El callejón donde murió Ricardo Ortega
El terremoto demolió la casa de enfrente y otras muchas del barrio pero el callejón donde murió Ricardo Ortega hace casi seis años se mantiene intacto. En él están aparcados tres vehículos. Un grupo de hombres se afana en las tripas de uno de ellos en busca de una avería. Las voces se cruzan con el ruido de las herramientas. Es extraño que la vida siga su compás a pesar de tanto muerto presente y pasado. Las puertas herrumbrosas que dan a la calle parecen una pésima defensa contra la mala suerte, la estupidez del gatillo fácil y el miedo. A pesar de su fragilidad son frontera firme entre dos mundos, el de los mecánicos que sobrevivieron y el de los que lo perdieron todo. Hasta allí llegan nítidos los cánticos de los oficios religiosos con los que se conmemora el primer mes de la catástrofe en Puerto Príncipe. Son bellos y tristes a la vez. Para ese tipo de dolor colectivo y profundo no sirven los muros.
Claude Verna y Emmanuel Valcourt recuerdan muy bien lo que sucedió aquel 7 de marzo de 2004. "Había una manifestación en el centro y se escucharon disparos. Aquí se refugiaron varias personas y dos periodistas extranjeros, uno americano y otro español. Después pasó un blindado americano por la calle y los periodistas asomaron sus cámaras por encima del portón para decirles quienes eran mientras pedían ayuda. Los americanos respondieron con un ráfaga. Ricardo cayó aquí, dice señalando un lugar en el que ahora hay una mesa, nadie pudo hacer nada por él. A veces vienen periodistas españoles con flores. Vino también un coronel que hacía muchas preguntas".
En la casa de Rue Lamarre 41-43 aún quedan marcas de aquellas balas. Claude las señala una a una. Dicen que Joseph Franois, que resultó herido por el mismo proyectil que mató a Ricardo Ortega, está milagrosamente vivo de nuevo.
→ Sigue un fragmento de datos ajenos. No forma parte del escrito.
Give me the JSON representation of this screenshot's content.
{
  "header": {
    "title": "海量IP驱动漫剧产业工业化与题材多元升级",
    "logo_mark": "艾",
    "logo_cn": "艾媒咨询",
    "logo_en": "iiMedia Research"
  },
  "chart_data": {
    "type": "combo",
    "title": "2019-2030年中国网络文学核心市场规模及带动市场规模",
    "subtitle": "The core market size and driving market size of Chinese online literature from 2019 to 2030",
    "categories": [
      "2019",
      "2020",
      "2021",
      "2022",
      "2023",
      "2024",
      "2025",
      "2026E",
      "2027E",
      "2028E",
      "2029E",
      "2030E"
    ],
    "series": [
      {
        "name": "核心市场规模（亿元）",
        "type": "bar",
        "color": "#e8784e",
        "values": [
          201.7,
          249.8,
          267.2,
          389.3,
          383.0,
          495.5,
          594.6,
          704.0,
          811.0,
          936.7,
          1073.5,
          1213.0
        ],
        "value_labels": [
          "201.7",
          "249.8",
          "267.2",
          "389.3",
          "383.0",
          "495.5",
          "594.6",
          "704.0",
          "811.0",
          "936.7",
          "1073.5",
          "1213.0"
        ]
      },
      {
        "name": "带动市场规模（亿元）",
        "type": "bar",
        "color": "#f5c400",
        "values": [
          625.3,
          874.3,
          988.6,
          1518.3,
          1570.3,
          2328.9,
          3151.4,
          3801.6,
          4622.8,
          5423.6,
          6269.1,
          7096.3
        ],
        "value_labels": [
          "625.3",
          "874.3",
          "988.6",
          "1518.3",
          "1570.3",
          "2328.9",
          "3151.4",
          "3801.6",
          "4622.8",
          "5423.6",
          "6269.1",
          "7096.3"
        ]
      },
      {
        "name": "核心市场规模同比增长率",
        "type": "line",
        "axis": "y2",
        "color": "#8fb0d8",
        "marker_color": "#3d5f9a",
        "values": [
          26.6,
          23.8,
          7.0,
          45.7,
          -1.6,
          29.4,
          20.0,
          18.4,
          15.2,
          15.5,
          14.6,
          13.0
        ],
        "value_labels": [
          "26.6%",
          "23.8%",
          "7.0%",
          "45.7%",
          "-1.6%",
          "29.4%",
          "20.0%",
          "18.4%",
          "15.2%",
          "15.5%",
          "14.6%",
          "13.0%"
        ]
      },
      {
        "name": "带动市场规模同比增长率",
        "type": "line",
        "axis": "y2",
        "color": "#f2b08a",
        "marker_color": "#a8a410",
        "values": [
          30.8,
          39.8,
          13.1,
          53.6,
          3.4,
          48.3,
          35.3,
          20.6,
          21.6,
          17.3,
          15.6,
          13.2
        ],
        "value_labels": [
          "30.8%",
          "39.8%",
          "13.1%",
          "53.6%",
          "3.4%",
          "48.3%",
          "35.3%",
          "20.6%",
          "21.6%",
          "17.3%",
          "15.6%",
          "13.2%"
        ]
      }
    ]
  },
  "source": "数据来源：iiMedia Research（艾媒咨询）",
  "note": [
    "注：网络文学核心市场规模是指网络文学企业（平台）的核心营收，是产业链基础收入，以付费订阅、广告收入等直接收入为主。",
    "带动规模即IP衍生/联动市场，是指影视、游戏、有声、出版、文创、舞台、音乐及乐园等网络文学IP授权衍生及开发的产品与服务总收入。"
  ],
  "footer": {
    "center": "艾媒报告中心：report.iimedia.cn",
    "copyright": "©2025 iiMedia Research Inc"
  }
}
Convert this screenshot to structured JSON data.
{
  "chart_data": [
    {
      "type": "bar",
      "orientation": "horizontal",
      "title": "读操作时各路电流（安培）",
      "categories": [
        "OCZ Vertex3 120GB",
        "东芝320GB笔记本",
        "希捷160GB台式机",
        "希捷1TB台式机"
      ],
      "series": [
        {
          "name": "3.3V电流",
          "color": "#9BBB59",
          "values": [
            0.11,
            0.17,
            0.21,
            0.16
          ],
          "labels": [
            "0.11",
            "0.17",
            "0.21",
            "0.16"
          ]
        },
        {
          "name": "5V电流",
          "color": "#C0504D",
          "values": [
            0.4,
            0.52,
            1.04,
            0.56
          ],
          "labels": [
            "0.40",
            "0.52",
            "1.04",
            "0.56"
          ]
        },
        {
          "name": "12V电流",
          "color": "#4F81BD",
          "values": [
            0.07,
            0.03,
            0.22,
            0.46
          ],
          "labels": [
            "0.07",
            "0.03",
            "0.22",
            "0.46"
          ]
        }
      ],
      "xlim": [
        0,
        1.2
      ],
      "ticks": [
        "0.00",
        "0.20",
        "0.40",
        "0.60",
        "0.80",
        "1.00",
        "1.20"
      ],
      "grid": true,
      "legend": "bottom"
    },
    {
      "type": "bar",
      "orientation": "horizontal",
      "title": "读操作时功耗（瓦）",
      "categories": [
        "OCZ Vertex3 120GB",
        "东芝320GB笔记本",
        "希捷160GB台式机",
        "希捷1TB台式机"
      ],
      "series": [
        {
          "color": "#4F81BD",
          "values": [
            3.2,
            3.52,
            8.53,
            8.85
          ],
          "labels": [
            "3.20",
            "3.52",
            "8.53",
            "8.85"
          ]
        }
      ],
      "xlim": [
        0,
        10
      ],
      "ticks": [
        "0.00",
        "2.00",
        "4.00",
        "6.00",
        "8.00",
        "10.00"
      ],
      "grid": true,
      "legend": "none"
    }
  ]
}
Antes sobrevivió a los americanos que venían a calmar Haití y ahora ha sobrevivido al terremoto que ha matado más de 200.000 personas, según los datos oficiales. Emmanuel deja las herramientas sobre el motor del coche y confirma el relato y la autoría de los disparos: "Ellos gritaban periodistas, pero los soldados americanos no les escucharon".
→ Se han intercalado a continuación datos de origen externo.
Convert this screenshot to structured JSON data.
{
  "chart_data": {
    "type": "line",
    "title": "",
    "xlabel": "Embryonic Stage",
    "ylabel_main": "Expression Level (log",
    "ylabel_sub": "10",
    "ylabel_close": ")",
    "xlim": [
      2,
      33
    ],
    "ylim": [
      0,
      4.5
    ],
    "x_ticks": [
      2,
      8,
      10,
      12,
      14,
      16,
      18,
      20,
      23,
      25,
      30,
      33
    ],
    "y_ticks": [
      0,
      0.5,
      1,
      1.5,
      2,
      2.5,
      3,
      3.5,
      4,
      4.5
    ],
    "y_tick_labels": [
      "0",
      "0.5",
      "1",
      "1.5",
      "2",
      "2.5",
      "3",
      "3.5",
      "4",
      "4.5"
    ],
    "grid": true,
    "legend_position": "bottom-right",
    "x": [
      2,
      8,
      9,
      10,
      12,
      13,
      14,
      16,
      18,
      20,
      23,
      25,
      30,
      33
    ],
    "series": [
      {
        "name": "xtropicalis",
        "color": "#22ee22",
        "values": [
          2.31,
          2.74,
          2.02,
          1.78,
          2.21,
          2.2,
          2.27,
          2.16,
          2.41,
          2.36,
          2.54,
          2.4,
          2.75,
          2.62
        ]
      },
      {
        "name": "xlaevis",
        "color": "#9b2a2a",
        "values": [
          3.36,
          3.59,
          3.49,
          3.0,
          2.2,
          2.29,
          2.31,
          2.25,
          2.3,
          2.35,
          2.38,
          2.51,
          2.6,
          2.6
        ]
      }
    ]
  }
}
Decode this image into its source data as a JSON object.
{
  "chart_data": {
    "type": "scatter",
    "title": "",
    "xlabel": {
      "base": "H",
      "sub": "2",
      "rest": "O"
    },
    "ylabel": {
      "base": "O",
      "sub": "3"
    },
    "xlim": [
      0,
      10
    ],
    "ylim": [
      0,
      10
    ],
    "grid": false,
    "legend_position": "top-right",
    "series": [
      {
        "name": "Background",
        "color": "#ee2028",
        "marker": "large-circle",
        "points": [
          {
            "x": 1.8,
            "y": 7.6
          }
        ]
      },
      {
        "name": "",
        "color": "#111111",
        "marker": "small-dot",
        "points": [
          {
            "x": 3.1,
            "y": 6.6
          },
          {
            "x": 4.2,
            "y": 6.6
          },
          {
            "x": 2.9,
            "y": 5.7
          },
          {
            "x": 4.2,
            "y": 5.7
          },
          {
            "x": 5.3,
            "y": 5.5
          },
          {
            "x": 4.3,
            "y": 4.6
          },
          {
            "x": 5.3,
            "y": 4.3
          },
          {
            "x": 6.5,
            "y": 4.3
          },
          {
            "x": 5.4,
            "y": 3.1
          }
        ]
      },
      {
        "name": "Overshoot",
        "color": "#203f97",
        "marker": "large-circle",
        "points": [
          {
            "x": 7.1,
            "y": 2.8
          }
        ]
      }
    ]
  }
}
El callejón donde murió Ricardo Ortega es sucio, como casi todo Puerto Príncipe. Al fondo hay una casa pintada de azul y otra a la izquierda. Viven varias familias. Son pobres pero tienen suerte: nada se les hundió en la noche del 12 de enero. No lejos, en frente del palacio presidencial aplastado como si un gigante le hubiera dado un puñetazo en el techo miles de compatriotas acampan sus desgracias en espera de no se sabe qué. La ayuda que llega en grandes cantidades no se puede distribuir con tanta rapidez. Falta el Estado. Sobra desagracia.
Haití puede dar la impresión de ser un país violento. Es su estereotipo, una imagen que no concuerda con la actitud de unas gentes amables, de sonrisa fácil. La mayor violencia que padece el país más pobre de América no son las bandas de saqueadores ni los tumultos que se forman en la distribución de la comida o el agua sino la miseria constante, diaria y sin esperanza que padecen el 80% de los haitianos que viven por debajo del umbral de la pobreza.
A Ricardo Ortega no le mataron las balas de los chiméres de Jean-Bertrand Aristide, émulos lejanos de los tonton macoutes de Papa Doc Duvalier, sino balas del primer mundo, las nuestras. Como a Juantxu Rodríguez y José Couso. Al dejar atrás el callejón maldito, una nube de polvo blanco procedente del desescombro en una calle paralela lo cubre todo. Todo menos la tristeza y la memoria.